Opinión

Las consecuencias del sanchismo

De las múltiples derivadas y análisis que se me ocurren sobre la investidura de Pedro Sánchez, me voy a centrar en dos cuestiones: la primera es la falta de escrúpulos de un candidato a la presidencia del Gobierno que convoca unas elecciones generales para evitar una coalición con los populistas e independentistas y, secuestrando la voluntad de los suyos en las urnas, pone en marcha  finalmente un gobierno en coalición con los primeros y apoyado por los segundos; y, por otro lado, el daño irreversible que ha hecho a España someter la defensa de los intereses generales a las necesidades presidenciables del flamante Sánchez. El primer asunto es un problema de credibilidad personal, la del propio Sánchez y la de todos esos que han clamado por el derecho a la verdad y que ahora repliegan sus plumas ante el nuevo gobierno. El segundo es más grave, es una traición cuyas consecuencias pagaremos más pronto que tarde.

La decisión del Tribunal Supremo de despenalizar el delito de rebelión, supeditando su aplicación a la existencia de una conspiración militar, sume a España en la peor de las desprotecciones porque, de facto, arrastra a todos los tipos penales que salvaguardan al Estado de los delitos más graves como, por ejemplo, es también el delito de alta traición. Es un anacronismo considerar que, en plena revolución tecnológica y de las comunicaciones, las amenazas sólo pueden llegar de la mano de un uniforme militar o de un ejército extranjero. Es difícil que veamos a un español facilitando “al enemigo la entrada en España, la toma de una plaza, puesto militar, buque o aeronave del Estado o almacenes de intendencia o armamento” como dice nuestro Código Penal en parte de su articulado referido a la alta traición. No estamos en el siglo XX, las cosas ya no funcionan con tanques o invadiendo el espacio aéreo. Ahora se negocian acuerdos e investiduras con golpistas, convictos o fugados.

Tampoco debería el constitucionalismo generar expectativas sobre una presumible inconstitucionalidad en las actuaciones de Sánchez, se equivocan: primero, hemos visto como la Constitución es hoy un concepto discutido y discutible; segundo, la Esquerra sabe que no está en disposición de afrontar una independencia real en estos momentos; y, tercero, Sánchez no pretende ser incomodado por alguna voz disonante del Poder Judicial.
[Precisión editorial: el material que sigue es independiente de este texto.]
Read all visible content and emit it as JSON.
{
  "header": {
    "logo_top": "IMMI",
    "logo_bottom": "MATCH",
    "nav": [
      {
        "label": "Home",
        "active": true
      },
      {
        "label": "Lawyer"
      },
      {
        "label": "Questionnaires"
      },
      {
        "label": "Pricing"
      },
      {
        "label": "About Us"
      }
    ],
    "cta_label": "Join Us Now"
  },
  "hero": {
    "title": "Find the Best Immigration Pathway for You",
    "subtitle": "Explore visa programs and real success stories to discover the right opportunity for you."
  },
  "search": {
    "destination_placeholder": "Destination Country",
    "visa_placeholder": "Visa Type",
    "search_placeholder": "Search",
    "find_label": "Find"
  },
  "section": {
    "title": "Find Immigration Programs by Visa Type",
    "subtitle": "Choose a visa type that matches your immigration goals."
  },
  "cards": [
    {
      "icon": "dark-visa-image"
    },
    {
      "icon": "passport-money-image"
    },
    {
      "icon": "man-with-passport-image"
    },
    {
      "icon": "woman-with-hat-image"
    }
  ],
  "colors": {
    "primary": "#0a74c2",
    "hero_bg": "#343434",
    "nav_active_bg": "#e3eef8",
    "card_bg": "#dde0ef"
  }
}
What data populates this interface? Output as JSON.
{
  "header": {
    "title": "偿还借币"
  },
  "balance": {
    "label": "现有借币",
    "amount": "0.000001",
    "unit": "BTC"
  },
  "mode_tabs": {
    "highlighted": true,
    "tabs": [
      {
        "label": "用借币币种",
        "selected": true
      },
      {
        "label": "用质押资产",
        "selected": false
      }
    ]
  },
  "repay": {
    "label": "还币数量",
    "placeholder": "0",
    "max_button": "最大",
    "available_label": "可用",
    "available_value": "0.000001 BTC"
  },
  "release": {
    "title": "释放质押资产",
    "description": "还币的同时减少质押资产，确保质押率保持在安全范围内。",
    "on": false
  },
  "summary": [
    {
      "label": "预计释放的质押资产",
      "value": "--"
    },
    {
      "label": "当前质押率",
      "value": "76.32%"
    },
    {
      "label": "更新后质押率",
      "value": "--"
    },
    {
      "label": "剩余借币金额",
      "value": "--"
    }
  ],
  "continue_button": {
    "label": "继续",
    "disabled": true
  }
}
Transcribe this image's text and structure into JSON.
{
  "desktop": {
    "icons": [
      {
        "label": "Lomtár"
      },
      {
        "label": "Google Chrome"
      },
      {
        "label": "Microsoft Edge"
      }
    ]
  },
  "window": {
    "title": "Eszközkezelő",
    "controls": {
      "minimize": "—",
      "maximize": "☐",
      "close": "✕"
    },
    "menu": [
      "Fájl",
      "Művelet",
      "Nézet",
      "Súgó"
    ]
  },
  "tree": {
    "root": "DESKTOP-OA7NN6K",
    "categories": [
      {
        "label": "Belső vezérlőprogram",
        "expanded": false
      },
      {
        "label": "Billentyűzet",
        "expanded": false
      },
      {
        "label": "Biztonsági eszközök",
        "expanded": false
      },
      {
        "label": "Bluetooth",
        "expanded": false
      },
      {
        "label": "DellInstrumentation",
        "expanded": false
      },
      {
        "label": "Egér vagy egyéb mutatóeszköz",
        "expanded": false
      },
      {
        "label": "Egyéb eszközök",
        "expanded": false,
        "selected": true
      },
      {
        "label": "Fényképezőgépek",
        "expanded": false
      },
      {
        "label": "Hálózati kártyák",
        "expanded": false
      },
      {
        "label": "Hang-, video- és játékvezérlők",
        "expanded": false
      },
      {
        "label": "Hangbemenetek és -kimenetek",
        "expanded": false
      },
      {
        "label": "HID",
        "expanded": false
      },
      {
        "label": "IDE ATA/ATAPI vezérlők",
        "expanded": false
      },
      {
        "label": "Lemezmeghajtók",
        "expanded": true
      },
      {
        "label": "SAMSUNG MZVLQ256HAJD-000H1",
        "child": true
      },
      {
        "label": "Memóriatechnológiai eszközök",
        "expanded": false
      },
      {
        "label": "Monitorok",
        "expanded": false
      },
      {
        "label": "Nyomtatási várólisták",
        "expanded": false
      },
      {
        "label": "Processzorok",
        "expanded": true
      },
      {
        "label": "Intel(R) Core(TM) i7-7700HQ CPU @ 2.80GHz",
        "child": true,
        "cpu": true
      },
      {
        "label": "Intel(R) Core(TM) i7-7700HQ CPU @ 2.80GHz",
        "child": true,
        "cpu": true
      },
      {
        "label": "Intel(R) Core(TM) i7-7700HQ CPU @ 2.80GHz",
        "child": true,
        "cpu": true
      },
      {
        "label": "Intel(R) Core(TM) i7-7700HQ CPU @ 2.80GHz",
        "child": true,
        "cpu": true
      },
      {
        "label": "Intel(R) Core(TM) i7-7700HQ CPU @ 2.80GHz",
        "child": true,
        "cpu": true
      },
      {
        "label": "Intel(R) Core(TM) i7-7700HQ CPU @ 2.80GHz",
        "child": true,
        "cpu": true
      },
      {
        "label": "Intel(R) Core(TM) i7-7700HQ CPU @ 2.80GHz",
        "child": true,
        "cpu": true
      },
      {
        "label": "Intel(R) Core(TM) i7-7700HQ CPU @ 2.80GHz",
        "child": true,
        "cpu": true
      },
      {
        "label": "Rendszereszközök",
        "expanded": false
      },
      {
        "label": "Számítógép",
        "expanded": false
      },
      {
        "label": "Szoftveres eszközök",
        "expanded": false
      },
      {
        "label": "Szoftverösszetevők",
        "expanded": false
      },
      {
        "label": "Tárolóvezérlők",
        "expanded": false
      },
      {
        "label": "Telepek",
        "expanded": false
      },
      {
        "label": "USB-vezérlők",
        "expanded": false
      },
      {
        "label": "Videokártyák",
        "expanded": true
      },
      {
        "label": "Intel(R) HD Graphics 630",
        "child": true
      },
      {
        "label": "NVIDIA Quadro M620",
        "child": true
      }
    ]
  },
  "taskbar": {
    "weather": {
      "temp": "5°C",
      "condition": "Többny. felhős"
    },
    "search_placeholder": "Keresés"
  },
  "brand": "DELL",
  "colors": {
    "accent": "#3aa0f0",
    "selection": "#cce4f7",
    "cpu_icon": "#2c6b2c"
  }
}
Lo que ha ocurrido esta tarde es que el eterno candidato Sánchez ha recogido los frutos de su impagable ayuda al independentismo: el blanqueamiento de los delincuentes. Nada más, pero nada menos.

El asunto más preocupante es que, con el único paraguas de una Unión Europea infiltrada y tambaleante, España se ha introducido en un callejón sin salida: ¿Por qué debería otro Estado deslegitimar lo que un presidente del Gobierno ha legitimado?; ¿por qué los tribunales europeos deberían avalar lo que las propias instituciones españoles han cuestionado? Habrá un antes y un después de Sánchez en el cruzada del independentismo fuera de nuestras fronteras y ésa es la mayor línea roja que ha pisoteado. El independentismo ha obtenido una victoria moral entre su público objetivo, ha logrado cambiar inercias en el complicado tablero diplomático, ha desgastado al Estado español y mantiene sus estructuras intactas para avanzar hacia el órdago definitivo. Al secesionismo le ha salido redonda su estrategia gracias a la ambición sin límites de Pedro Sánchez y una extrema izquierda barnizada de progresista. A partir de este momento, procedamos con calma e inteligencia.